Beau se encogió de hombros.

—Yo no diría exactamente eso, pero hace un tiempo que me absorben otros intereses, y querría verlos solucionados antes de pensar en un nuevo viaje.

Cerynise tuvo la seguridad de que se refería a la anulación, pero en ningún caso era suya la culpa del retraso. Ya hacía más de un mes que aguardaba la llegada de los documentos, y empezaba a sospechar que no se produciría. Era imposible que a Beau se le hubiera olvidado, aunque, teniendo en cuenta lo resuelto que estaba a permanecer soltero, quizá creyera disponer de todo el tiempo del mundo. Lo habría azorado averiguar lo contrario.

Germaine acogió con entusiasmo el anuncio de una larga estancia por parte del capitán.

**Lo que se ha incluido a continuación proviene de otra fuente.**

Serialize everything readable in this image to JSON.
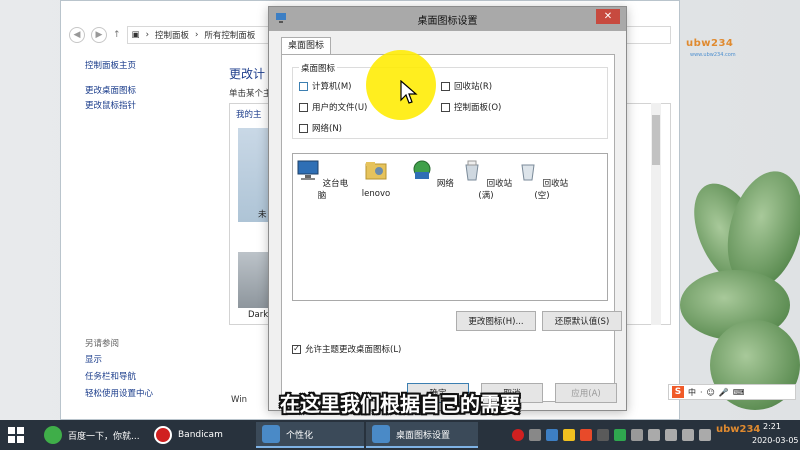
{
  "control_panel": {
    "breadcrumb": [
      "控制面板",
      "所有控制面板"
    ],
    "left_links": [
      "控制面板主页",
      "更改桌面图标",
      "更改鼠标指针"
    ],
    "see_also_heading": "另请参阅",
    "see_also_links": [
      "显示",
      "任务栏和导航",
      "轻松使用设置中心"
    ],
    "main_title": "更改计",
    "main_subtitle": "单击某个主",
    "my_themes": "我的主",
    "theme_label_1": "未",
    "theme_label_2": "Dark",
    "bottom_text": "Win"
  },
  "dialog": {
    "title": "桌面图标设置",
    "close": "✕",
    "tab": "桌面图标",
    "group_label": "桌面图标",
    "checkboxes": [
      {
        "label": "计算机(M)",
        "checked": false
      },
      {
        "label": "回收站(R)",
        "checked": false
      },
      {
        "label": "用户的文件(U)",
        "checked": false
      },
      {
        "label": "控制面板(O)",
        "checked": false
      },
      {
        "label": "网络(N)",
        "checked": false
      }
    ],
    "icons": [
      {
        "label": "这台电脑",
        "icon": "computer-icon"
      },
      {
        "label": "lenovo",
        "icon": "user-folder-icon"
      },
      {
        "label": "网络",
        "icon": "network-icon"
      },
      {
        "label": "回收站(满)",
        "icon": "recycle-bin-full-icon"
      },
      {
        "label": "回收站(空)",
        "icon": "recycle-bin-empty-icon"
      }
    ],
    "change_icon_button": "更改图标(H)...",
    "restore_default_button": "还原默认值(S)",
    "allow_themes_label": "允许主题更改桌面图标(L)",
    "allow_themes_checked": true,
    "ok_button": "确定",
    "cancel_button": "取消",
    "apply_button": "应用(A)"
  },
  "subtitle": "在这里我们根据自己的需要",
  "logo": {
    "text": "ubw234",
    "sub": "www.ubw234.com"
  },
  "ime": {
    "items": [
      "S",
      "中",
      "·",
      "☺",
      "🎤",
      "⌨"
    ]
  },
  "taskbar": {
    "items": [
      {
        "label": "百度一下，你就...",
        "icon": "ie-icon"
      },
      {
        "label": "Bandicam",
        "icon": "bandicam-icon"
      },
      {
        "label": "个性化",
        "icon": "personalize-icon"
      },
      {
        "label": "桌面图标设置",
        "icon": "desktop-icon-settings-icon"
      }
    ],
    "time": "2:21",
    "date": "2020-03-05"
  }
}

—¡Oh, Beau, sería tan agradable teneros en Charleston! Creo sinceramente que os divertiríais mucho en el Baile de Primavera de este año, y dado que todavía no tengo compromiso... En fin, ya hablaremos de ello más tarde. De todos modos, siempre me ha parecido terriblemente peligroso zarpar a esos países tan lejanos. Cada vez que os marcháis me pregunto si regresaréis. Ahora ya no tengo motivos de inquietud, al menos por un tiempo.

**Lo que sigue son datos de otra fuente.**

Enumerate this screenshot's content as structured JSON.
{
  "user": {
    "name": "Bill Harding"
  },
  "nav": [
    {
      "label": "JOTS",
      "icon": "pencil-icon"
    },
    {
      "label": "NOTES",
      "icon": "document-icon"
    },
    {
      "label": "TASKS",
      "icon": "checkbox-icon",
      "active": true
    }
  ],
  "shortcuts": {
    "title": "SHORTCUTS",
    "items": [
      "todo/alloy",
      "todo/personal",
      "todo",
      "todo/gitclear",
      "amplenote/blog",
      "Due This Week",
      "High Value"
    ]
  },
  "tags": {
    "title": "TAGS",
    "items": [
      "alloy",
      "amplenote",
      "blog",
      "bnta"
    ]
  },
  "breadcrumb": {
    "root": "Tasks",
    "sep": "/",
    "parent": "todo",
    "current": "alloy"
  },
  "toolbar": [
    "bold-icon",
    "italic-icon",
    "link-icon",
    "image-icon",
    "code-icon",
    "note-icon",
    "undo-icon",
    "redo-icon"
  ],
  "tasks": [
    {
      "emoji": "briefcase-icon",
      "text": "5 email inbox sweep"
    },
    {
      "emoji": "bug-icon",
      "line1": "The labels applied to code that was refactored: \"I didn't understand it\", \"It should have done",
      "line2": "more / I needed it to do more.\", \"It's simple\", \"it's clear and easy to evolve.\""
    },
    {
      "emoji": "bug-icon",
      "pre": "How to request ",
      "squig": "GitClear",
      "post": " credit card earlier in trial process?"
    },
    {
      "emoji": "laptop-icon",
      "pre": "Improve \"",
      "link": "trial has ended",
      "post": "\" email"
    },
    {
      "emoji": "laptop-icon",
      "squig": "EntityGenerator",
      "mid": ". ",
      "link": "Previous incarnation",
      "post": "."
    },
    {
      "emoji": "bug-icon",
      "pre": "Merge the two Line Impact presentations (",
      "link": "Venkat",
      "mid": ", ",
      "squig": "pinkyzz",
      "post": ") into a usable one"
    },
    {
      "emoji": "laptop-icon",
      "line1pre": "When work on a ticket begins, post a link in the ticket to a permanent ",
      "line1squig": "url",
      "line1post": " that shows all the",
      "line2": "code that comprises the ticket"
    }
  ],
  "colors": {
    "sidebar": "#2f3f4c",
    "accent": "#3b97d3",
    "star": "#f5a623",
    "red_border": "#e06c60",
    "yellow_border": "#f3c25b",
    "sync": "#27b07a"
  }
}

—Si nuestros antepasados hubieran temido el peligro, dudo que estuviéramos ahora donde estamos —contestó Beau con frialdad, y una vez más sin hacer siquiera el ademán de volverse hacia la joven.

—Confío en que los asuntos que os retienen en tierra progresen sin dificultades, capitán —murmuró Cerynise. No pudo resistirse a añadir un comentario que recordara a Beau que la anulación corría a su cargo—. Quizá hayáis estado tan atareado que ya no os acordéis del señor Farraday.

—¿El señor Farraday? —dijo Germaine con perplejidad—. ¿Se refiere al abogado?

No obtuvo respuesta, porque ninguno de los presentes le prestaba atención. Sterling estaba demasiado absorto en su sobrina y el capitán. Cerynise, por su parte, vio tensarse amenazadoramente la mandíbula de Beau, y no logró sacudirse de encima su inerme fascinación. Beau la miraba con tal grado de frialdad que, de haber sido un vil pirata, no habría tardado en atravesarla con su espada. Su esposa no dejaba de darse cuenta de que había vuelto a contrariarlo, pero no entendía el motivo. A fin de cuentas, la anulación era idea de Beau.

—En adelante haré cuanto sea necesario para acelerar mis tratos con el señor Farraday, señorita Kendall —contestó Beau fríamente, subrayando las dos últimas palabras—. Que paséis los dos un buen día.

Tras despedirse de Sterling con una seca inclinación de la cabeza, colocó una mano bajo el brazo de Germaine, que quedó agradablemente sorprendida, y entró con ella en la tienda.

Sterling titubeó antes de ofrecer a su vez el brazo a Cerynise. Como esta seguía con la vista perdida y la cabeza vuelta hacia donde se había marchado la pareja, su tío le cogió una mano suavemente. Cerynise siguió sus pasos con rigidez, como una muñeca sin vida.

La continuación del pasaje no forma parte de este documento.